Dorset - Best Place To See Snakes!

Dorset has made it into the Lonely Planet list of best places to visit in 2013.

Under the Snakes Alive category, wildlife reserves in Dorset were itemised for their adder-viewing opportunities.

:: SNAKES IN DORSET - The south-west England county is seen as one of the best places to see snakes. The guide says Dorset boasts the full complement of the UK's snake species. Walk softly on warm spring days to witness adders, newly woken from hibernation, coiled like ammonites.

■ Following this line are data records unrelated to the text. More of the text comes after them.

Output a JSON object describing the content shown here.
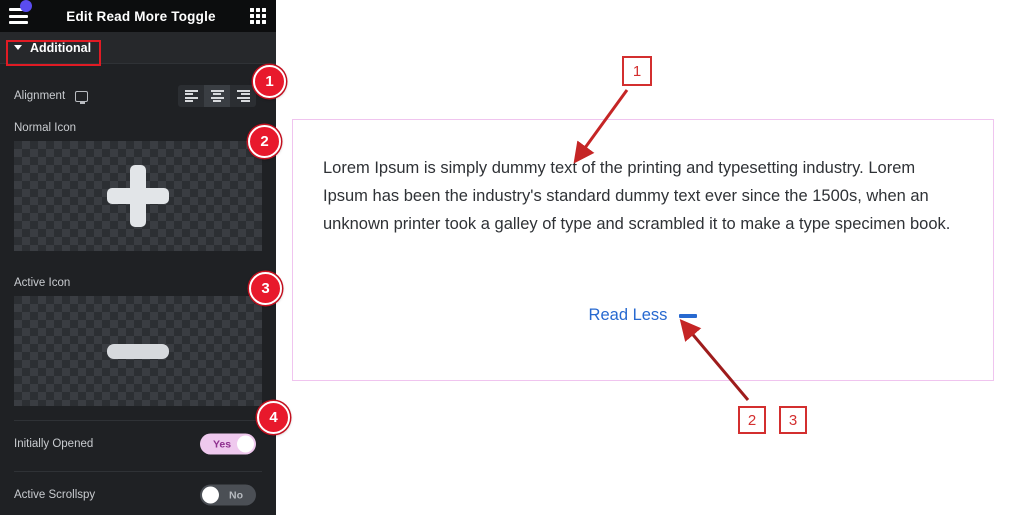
{
  "panel": {
    "title": "Edit Read More Toggle",
    "menu_icon": "hamburger-icon",
    "grid_icon": "apps-grid-icon",
    "section": {
      "label": "Additional",
      "expanded": true
    },
    "alignment": {
      "label": "Alignment",
      "device_icon": "desktop-monitor-icon",
      "options": [
        "align-left",
        "align-center",
        "align-right"
      ],
      "selected": "align-center"
    },
    "normal_icon": {
      "label": "Normal Icon",
      "glyph": "plus-icon"
    },
    "active_icon": {
      "label": "Active Icon",
      "glyph": "minus-icon"
    },
    "initially_opened": {
      "label": "Initially Opened",
      "value": "Yes",
      "state": "on"
    },
    "active_scrollspy": {
      "label": "Active Scrollspy",
      "value": "No",
      "state": "off"
    }
  },
  "badges": [
    {
      "number": "1"
    },
    {
      "number": "2"
    },
    {
      "number": "3"
    },
    {
      "number": "4"
    }
  ],
  "canvas": {
    "body_text": "Lorem Ipsum is simply dummy text of the printing and typesetting industry. Lorem Ipsum has been the industry's standard dummy text ever since the 1500s, when an unknown printer took a galley of type and scrambled it to make a type specimen book.",
    "read_less_label": "Read Less",
    "read_less_icon": "minus-icon",
    "border_color": "#f0c4ef",
    "link_color": "#2769d0"
  },
  "annotations": {
    "box_1": "1",
    "box_2": "2",
    "box_3": "3",
    "marker_color": "#d32f2f"
  }
}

:: LONDONDERRY, NORTHERN IRELAND - This vibrant, historic, walled city is undergoing a renaissance. The city will buzz throughout 2013, with hundreds of events.

The guidebook asked: ''Will Londonderry's status as European Capital of Culture help to bridge the gaps between Protestants and Catholics?''

:: ROYAL OPERA HOUSE TEA DANCE, LONDON - Chosen as one of the best back-in-time entertainments. The guide talks of huge windows overlooking Covent Garden piazza, while the nimble feet of all ages do the steps and it's all to the accompaniment of the Royal Opera House Dance Band.

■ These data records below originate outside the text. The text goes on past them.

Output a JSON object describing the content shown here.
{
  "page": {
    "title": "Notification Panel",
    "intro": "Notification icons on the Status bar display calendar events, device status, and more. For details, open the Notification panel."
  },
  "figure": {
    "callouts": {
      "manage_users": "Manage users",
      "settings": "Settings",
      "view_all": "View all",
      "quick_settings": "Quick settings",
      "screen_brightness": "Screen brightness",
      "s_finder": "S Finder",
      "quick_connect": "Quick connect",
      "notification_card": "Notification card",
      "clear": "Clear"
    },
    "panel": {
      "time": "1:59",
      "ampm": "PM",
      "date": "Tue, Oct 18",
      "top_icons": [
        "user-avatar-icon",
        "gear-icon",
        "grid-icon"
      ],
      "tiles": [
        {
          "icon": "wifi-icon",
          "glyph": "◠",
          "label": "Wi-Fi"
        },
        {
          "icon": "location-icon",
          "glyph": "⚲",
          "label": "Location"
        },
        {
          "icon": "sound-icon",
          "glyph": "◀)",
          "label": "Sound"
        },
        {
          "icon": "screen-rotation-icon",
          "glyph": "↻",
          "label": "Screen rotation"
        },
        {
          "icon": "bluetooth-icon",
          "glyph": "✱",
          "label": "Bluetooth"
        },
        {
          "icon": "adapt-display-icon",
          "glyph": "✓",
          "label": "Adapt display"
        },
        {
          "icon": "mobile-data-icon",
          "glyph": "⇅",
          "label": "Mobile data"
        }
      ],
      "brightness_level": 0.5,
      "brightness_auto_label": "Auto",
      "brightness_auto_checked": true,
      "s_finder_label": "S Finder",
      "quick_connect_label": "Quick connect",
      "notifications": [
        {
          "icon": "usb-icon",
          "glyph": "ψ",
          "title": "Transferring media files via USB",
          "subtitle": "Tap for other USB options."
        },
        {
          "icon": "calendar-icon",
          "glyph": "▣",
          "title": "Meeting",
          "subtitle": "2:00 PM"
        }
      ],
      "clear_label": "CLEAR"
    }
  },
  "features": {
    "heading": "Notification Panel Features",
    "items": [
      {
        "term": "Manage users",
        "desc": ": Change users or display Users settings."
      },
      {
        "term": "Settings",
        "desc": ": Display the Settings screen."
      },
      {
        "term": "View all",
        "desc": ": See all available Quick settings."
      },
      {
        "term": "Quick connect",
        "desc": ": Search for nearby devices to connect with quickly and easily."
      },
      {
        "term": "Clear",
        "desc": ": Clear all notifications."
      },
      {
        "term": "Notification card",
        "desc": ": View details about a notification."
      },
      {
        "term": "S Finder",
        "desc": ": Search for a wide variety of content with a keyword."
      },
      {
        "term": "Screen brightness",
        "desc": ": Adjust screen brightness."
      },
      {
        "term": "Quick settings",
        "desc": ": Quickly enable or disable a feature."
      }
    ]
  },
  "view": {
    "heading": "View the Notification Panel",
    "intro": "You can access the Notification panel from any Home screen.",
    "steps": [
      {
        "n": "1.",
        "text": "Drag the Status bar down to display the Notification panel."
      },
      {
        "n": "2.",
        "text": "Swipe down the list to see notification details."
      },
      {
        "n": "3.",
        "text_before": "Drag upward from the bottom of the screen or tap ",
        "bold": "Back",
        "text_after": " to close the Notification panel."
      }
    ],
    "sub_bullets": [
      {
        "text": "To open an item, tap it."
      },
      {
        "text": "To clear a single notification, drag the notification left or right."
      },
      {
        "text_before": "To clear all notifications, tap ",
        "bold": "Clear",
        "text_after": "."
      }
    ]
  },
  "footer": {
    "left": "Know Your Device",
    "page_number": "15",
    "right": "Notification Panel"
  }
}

:: SHAKESPEARE'S GLOBE THEATRE, LONDON - Also on the back-in-time category. According to the guide, attending a Shakespeare performance here is unlike any other theatrical experience, especially if you stand with the ''groundlings''.

:: TOWER OF LONDON - An entry under the category of unluckiest places in the world. Lonely Planet says it was here that many unlucky nobles met their untimely end at the edge of the executioner's blade. The case of the elderly Countess of Salisbury is raised. Her executioner had to belt after her as she tried to make a run for it before getting the chop in 1541.

:: CYCLING IN LONDON - The ''Boris Bike'' scheme in London is included in the cities with bike-sharing schemes category. The guide says that on streets more accustomed to red double-decker buses and black taxis, the two-wheeled machines have been a surprising hit.

:: HADRIAN'S WALL, NORTH EAST ENGLAND - Listed as one of the world's great wall walks. The guide says Roman Emperor Hadrian was a lover of Greek culture but ''wasn't so fond of the Scots''. He therefore commenced building a barrier of stone, turf, forts and ditches from Wallsend on the River Tyne to the shores of the Solway Firth to mark out the northernmost reach of his empire.

:: OFFA'S DYKE, ENGLAND-WALES BORDER - Also in the great wall walk category. Offa was King of Mercia in the 8th century who built a wall to keep the Welsh out, except it was more a ditch that was around 180 miles (290km) in length. It traverses a land ''that still feels like a wild frontier'', says the guide.